The Court considered inter alia that “Article 34 of the Constitution vests the administration of justice in the courts and there is, moreover, a multitude of cases which attest to the proposition that Article 34, read in conjunction with Article 40.3.1⁰, guarantees a constitutional right of access to the courts. If that right is to be made effective, then an existing practice whereby persons of modest means can obtain access to justice should not lightly be held to be unlawful.”

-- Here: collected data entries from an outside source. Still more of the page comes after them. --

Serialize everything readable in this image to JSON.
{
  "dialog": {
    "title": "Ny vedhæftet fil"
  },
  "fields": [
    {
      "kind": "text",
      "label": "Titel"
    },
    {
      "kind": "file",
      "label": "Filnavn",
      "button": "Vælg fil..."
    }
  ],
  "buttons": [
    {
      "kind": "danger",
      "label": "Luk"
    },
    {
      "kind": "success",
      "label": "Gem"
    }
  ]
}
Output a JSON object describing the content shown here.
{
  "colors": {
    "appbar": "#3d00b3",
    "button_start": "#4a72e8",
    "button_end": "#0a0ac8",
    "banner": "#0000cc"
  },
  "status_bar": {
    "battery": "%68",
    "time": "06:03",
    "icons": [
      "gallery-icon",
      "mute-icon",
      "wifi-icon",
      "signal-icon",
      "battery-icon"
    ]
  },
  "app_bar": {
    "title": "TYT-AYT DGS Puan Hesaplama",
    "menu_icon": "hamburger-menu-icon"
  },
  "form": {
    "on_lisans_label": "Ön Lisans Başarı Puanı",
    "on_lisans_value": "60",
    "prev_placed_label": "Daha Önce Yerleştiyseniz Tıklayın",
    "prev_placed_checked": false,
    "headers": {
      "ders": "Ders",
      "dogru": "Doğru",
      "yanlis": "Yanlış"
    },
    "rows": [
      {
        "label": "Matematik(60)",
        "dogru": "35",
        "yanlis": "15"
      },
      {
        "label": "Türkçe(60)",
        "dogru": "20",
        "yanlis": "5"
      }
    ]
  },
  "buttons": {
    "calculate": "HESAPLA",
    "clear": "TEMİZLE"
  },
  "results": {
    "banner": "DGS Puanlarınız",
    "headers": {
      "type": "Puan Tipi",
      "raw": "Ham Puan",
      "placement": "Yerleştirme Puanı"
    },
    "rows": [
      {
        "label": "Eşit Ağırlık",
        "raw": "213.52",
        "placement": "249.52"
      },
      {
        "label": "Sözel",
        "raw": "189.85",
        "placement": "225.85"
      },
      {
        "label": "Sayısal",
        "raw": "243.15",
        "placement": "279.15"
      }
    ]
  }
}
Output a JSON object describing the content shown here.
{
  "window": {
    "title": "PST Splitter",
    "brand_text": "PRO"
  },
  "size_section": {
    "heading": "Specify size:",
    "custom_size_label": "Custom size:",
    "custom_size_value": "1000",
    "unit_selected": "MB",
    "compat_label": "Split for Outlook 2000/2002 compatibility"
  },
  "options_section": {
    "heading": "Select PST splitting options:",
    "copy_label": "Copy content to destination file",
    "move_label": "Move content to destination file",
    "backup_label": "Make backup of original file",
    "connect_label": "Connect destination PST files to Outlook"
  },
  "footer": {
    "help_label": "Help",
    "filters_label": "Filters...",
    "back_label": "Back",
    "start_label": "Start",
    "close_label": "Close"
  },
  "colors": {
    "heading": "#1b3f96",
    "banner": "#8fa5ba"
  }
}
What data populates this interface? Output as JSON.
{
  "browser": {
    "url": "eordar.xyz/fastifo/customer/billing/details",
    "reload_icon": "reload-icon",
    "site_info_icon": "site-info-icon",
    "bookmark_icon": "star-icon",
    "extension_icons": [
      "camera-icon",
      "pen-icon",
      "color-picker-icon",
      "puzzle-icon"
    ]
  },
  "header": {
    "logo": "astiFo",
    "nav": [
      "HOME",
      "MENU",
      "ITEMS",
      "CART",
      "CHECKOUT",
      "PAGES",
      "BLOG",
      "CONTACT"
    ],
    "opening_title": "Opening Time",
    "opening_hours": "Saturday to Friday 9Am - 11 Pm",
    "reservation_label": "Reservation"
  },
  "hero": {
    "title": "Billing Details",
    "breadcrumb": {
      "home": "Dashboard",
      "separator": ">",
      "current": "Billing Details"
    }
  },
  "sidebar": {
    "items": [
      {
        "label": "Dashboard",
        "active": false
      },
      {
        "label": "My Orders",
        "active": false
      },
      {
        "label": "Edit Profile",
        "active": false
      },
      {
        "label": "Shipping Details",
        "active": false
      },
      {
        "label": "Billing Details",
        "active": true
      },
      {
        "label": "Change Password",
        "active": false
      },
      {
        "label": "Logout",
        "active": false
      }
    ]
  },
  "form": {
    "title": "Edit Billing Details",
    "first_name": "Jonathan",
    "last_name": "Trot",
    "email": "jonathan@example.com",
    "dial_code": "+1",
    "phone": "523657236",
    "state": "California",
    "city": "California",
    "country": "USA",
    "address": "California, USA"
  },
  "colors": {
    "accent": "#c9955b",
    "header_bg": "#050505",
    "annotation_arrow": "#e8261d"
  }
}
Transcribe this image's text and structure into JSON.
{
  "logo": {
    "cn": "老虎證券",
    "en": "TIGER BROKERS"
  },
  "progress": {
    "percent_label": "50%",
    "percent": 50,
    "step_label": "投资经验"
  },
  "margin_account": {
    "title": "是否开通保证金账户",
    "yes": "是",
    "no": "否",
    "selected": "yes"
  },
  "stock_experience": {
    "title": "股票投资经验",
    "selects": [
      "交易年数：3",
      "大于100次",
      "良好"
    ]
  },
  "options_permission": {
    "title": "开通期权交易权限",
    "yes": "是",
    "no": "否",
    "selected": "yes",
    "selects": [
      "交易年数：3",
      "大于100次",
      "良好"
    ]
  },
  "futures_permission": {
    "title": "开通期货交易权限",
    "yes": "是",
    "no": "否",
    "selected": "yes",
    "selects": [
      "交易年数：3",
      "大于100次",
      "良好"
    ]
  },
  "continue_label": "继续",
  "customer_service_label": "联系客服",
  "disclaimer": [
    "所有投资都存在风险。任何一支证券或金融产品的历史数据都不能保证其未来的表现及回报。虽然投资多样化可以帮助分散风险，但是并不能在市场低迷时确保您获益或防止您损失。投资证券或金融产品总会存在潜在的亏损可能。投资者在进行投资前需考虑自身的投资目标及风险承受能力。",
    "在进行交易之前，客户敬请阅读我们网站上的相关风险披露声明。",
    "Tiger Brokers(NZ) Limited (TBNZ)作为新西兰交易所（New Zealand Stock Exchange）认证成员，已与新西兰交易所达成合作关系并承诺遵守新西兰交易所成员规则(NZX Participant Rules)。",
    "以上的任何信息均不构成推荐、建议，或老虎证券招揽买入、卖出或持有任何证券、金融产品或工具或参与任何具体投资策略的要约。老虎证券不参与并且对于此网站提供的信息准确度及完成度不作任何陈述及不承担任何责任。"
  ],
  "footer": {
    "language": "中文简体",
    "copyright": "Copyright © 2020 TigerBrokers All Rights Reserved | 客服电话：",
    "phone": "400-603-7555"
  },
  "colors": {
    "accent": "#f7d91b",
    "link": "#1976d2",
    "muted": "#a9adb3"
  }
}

Mr Justice Hogan then addressed the appellants’ contention that as solicitors can only furnish a bill of costs in respect of an actual obligation to pay costs, a conditional uplift fee of the kind contemplated at Clause 5.2 was invalid as it did not reflect the indemnity principle outlined in Attorney General (McGarry) v Sligo County Council (No.2) [1991] 1 IR 99 where there could be no legal liability to pay on costs on foot of a “no foal, no fee” arrangement.

The judge acknowledged that while there is English caselaw supporting that approach, and while such arrangements do not sit easily with the traditional articulation of the indemnity principle, that principle could not be regarded as absolute and “To insist on its unqualified application would, in effect, undermine a system of legal practice which is both longstanding and of practical importance.”

In the circumstances, Mr Justice Hogan determined that Clauses 5.2 and 5.3 of the contract were not champertous or otherwise unlawful.

Conclusion

Accordingly, the Supreme Court dismissed the appeal.